Interner Fehler kategorisierte Mac-Entwickler App als Malware

Mac News
Yannick

'Einen Tag lang kein Geschäft mehr' - so betitelt ein Mac-Entwickler die Lage, in der er sich vor nur ein paar Tagen befand. Ohne ersichtlichen Grund entfernte Apple so seine Zertifikate um Apps zu publizieren, ohne Erklärung oder Lösungsvorschlag.

Interner Fehler kategorisierte Mac-Entwickler App als Malware

Am vierten August ist für Mac-Entwickler Charlie Monroe das Undenkbare passiert - als Massen an Beschwerden sein E-Mail Postfach überströmten, fand er so heraus dass die von ihm entwickelte und von Apple bereitgestellte macOS App Downie, der 'ultimative Video Downloader', beim Öffnen konstant abstürzte. Nicht nur das, sondern viele Nutzer berichteten ebenfalls darüber dass Mac diese App gar als Malware bezeichnete und empfahl, jene schnellstmöglichst vom System zu entfernen. Ferner konnte sich Monroe nicht mehr in seinen Apple Entwickler Account als Mitglied des Apple Entwickler Programms auffinden, da die Zertifikate zur Verbreitung seiner App entfernt wurden. Ein Horror-Szenario für den Entwickler, da dies essentiell bedeutet dass kein einziger Nutzer mehr auf seine App zugreifen kann - und das ohne ersichtlichen Grund. Aber warum wurden die Zertifikate ohne weitere private Erklärung oder Anmerkung von Apple entfernt? Ein automatisierter Prozess scheint hierbei den Übeltäter darzustellen.

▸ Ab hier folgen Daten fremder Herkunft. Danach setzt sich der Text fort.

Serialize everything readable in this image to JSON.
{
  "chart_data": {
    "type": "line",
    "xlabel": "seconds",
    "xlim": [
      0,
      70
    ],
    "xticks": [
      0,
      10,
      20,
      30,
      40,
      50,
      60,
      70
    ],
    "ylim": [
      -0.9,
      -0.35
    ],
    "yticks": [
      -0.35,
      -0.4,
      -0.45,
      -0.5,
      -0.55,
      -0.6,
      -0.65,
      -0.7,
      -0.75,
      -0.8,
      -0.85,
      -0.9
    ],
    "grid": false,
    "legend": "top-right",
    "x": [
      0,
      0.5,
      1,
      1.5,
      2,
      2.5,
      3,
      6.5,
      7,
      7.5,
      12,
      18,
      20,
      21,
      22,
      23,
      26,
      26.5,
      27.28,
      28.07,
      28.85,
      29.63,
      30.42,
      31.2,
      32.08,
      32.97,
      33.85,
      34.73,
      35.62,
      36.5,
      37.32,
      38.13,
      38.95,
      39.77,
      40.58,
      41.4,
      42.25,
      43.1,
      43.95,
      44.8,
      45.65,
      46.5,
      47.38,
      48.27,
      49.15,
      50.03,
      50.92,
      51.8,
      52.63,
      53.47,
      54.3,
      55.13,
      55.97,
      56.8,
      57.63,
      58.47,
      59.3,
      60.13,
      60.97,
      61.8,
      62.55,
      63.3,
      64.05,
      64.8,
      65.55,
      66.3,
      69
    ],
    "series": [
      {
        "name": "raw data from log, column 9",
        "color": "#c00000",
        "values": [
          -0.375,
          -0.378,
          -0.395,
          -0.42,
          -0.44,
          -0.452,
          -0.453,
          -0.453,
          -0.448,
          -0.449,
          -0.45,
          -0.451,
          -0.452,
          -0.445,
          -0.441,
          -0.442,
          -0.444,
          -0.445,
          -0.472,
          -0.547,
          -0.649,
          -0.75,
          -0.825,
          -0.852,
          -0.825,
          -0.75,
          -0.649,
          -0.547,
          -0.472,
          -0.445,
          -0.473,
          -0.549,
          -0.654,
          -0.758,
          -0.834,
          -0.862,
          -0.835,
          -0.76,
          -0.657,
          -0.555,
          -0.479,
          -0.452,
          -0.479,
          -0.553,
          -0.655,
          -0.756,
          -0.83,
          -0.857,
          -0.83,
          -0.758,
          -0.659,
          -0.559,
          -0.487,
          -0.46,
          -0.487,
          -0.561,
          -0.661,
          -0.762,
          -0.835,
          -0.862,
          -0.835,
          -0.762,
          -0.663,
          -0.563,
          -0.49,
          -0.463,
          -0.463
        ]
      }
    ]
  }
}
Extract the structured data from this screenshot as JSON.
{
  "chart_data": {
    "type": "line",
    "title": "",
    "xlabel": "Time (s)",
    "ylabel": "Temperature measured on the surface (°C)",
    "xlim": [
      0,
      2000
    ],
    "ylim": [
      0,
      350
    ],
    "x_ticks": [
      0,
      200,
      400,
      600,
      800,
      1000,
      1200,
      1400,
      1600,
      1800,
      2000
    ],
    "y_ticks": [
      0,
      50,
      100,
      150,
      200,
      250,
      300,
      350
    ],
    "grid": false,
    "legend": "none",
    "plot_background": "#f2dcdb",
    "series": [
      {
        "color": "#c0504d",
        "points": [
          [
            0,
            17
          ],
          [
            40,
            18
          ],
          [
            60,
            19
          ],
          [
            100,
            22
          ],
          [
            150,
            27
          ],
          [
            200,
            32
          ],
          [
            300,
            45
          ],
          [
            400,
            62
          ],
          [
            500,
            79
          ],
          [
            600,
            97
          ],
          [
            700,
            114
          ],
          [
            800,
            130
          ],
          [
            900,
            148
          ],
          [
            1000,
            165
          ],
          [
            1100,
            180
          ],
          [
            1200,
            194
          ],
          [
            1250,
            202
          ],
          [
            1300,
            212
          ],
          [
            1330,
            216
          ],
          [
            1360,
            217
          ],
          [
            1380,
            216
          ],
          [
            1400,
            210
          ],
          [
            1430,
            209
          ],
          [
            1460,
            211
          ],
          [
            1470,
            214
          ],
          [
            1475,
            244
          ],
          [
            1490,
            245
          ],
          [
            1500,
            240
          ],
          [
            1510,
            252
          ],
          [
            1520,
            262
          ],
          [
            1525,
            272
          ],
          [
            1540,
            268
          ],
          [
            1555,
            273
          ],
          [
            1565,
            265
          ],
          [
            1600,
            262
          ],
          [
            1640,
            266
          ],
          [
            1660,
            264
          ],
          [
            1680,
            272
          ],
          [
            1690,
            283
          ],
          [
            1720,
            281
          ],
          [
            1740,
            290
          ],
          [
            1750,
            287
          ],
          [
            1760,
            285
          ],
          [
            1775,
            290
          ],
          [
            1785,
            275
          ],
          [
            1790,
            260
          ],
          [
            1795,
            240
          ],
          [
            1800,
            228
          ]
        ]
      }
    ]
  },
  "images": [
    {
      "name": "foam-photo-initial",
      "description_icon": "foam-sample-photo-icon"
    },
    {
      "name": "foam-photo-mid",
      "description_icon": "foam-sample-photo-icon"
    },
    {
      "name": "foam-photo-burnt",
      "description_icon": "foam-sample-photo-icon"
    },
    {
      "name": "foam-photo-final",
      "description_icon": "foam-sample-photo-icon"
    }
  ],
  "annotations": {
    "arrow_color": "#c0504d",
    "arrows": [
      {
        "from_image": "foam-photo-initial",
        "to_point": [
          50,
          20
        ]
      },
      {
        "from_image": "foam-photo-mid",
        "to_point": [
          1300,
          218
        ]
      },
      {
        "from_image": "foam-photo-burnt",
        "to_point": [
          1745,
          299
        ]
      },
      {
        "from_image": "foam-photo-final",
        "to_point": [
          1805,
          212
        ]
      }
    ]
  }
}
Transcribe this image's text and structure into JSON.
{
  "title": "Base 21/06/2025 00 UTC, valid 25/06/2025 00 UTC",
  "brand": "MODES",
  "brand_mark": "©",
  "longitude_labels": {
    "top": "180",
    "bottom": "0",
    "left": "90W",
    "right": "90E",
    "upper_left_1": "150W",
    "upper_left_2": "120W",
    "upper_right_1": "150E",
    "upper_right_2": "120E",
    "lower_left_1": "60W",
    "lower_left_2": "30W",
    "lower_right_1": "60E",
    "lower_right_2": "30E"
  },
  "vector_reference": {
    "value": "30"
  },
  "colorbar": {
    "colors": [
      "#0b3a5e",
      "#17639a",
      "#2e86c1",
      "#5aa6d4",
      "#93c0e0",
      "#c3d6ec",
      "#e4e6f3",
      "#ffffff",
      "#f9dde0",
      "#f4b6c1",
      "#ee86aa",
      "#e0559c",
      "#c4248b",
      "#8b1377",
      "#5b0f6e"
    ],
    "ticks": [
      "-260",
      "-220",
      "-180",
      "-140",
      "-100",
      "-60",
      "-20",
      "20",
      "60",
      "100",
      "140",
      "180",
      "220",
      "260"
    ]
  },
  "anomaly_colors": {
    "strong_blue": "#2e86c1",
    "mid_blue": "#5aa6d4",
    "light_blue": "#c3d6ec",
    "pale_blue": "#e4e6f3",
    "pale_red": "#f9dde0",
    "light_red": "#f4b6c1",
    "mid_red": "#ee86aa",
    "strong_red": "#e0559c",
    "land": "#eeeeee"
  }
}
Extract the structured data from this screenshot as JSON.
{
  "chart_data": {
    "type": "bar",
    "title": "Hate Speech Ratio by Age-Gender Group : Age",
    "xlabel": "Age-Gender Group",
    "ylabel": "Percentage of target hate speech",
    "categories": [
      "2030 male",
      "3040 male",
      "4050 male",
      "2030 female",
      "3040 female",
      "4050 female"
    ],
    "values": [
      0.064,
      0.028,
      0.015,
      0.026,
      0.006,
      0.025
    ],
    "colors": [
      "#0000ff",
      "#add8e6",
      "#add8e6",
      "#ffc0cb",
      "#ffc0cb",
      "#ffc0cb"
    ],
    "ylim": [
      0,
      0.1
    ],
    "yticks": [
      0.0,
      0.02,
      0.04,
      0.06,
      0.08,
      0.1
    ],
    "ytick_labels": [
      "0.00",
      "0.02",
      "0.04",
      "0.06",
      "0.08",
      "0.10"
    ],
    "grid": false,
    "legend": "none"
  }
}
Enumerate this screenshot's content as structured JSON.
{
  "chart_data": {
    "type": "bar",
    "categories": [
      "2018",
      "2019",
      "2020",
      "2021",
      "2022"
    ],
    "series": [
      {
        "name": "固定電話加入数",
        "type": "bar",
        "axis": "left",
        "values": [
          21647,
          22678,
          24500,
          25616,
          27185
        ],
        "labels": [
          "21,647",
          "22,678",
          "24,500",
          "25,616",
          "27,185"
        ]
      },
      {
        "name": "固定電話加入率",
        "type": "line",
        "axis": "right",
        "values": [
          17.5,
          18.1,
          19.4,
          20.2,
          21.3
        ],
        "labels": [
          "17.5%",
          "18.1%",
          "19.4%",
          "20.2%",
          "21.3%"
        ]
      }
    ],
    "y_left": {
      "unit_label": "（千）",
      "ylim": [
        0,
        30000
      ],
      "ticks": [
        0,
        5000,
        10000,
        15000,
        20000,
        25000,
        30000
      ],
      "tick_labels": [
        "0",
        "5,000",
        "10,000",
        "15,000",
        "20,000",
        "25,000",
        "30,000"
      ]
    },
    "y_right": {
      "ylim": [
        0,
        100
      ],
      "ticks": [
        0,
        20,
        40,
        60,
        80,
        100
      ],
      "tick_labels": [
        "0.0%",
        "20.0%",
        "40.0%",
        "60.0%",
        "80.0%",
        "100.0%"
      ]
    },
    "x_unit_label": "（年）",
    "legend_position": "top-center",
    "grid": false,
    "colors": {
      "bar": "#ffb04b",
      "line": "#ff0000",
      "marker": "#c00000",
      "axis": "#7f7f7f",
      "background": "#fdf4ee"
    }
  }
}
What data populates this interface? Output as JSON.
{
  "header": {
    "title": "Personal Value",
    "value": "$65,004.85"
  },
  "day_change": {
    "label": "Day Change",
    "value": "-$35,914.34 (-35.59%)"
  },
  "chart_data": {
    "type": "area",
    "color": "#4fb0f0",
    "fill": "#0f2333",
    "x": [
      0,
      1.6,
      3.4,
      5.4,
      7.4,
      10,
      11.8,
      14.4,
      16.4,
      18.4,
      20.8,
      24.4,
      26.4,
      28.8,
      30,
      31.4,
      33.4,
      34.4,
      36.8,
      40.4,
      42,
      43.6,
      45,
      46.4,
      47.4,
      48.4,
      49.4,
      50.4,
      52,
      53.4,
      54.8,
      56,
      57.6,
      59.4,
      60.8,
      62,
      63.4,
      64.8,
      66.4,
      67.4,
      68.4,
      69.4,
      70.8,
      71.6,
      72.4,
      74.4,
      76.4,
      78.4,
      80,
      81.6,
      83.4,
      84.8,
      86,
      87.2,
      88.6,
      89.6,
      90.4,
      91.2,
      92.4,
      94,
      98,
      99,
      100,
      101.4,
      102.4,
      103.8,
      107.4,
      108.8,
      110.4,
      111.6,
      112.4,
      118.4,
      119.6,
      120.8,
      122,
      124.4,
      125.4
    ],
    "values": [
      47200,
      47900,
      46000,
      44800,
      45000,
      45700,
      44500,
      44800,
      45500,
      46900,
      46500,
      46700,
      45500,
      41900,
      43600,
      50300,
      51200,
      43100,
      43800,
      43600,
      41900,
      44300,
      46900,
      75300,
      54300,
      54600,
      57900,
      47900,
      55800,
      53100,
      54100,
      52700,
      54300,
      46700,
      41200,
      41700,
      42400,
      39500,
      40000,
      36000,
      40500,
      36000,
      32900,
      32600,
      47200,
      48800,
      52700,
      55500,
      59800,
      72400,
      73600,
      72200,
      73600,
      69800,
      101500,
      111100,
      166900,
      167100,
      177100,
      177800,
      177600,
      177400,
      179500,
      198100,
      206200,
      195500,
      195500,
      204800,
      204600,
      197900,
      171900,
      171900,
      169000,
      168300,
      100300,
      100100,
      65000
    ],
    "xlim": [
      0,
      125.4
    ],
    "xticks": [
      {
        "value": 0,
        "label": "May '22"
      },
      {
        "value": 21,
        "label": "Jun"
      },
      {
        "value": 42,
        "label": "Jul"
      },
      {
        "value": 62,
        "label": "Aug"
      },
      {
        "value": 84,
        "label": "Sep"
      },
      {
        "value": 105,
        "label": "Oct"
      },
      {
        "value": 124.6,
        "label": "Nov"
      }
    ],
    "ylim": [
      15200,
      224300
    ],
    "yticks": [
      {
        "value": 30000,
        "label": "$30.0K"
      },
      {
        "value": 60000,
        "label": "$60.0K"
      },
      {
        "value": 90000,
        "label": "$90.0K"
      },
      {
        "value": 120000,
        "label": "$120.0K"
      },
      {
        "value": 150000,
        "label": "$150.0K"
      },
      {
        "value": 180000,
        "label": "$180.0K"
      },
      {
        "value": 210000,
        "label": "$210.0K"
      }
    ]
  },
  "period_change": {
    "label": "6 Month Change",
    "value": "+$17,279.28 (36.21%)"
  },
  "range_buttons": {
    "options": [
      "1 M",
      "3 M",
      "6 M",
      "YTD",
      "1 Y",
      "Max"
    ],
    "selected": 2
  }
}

'An diesem Punkt weißt du nicht länger, ob du noch ein Geschäft hast'

In einem Blog Post auf seiner eigenen Seite erklärt Monroe ein wenig mehr zu dem Vorfall, und wie er mit der Lage umging. So erklärt der Entwickler:

"Jede macOS App muss heutzutage mit einem Apple-verausgabten Zertifikat co-entwickelt werden, damit die App auf jedem Computer reibungslos funktionieren kann. Wenn Apple dieses Zertifikat entfernt ist dies praktisch ein Todesurteil für die Apps. [...] Als es 8 Uhr morgens [deutscher Zeit] wurde, zeigte mir Apples Kontaktforum nur die Möglichkeit an, Apple eine Mail zukommen zu lassen - dies tat ich dann. Um 10 Uhr benutzte ich zähneknirschend die Anruf-Option, bei welcher man eine Nummer hinterlässt und sobald wie möglich zurück gerufen wird. Ist nicht passiert. An diesem Punkt weißt du nicht länger, ob du noch ein Geschäft hast. Sollte ich mich schnell um einen Job bewerben? Oder sollte ich eine andere Firma finden unter der ich die App publizieren kann? Was sollte ich tun?" stellt Monroe so dar.

Trotzdem war nicht alles verloren, denn laut Monroe brauchte es ganze 24 Stunden bevor Apple auf die Problematik reagierte und das Problem behob. Laut einem Rückruf des Unternehmens lag das Problem hier dabei, dass "ein automatisierter Prozess den Account als bösartig kategorisierte und stilllegte". Apple entfernte daraufhin die falsche Kategorisierung, was allerdings Monroe immer noch das Re-kompilieren, Re-signieren und Re-publizieren der App übrig ließ. Zwar funktioniert nun alles grundsätzlich wie vorher, der Ruf von Downie hat aber merkbaren Schaden genommen da jene für einen Tag lang als Malware abgestempelt wurde und so Tausende an Nutzern verunsicherte.

Die Frage die aus diesem Fall hervorgehen muss, ist ob Apples Macht über die eigens publizierten Apps nicht zu groß ist. Der Vorfall zeigt, dass praktisch jegliche App, egal wie populär und weit genutzt, vom Store genommen und fälschlich bezeichnet werden kann, ohne Kompensation oder gar Entschuldigung für den Vorfall. Und Monroes Fall ist nur der bestdokumentierteste - es scheint, als ob so gut wie alle Mac-Entwickler Apps unter dem Problem litten. Falls man Repräsentanten des amerikanischen House of Judiciary fragt, ist dies inakzeptabel und stellt eine viel zu große Masse an Macht dar, die Apple (und vergleichbare Unternehmen) besitzt - und dieser neue Vorfall spielt Apple nicht gerade in die Karten.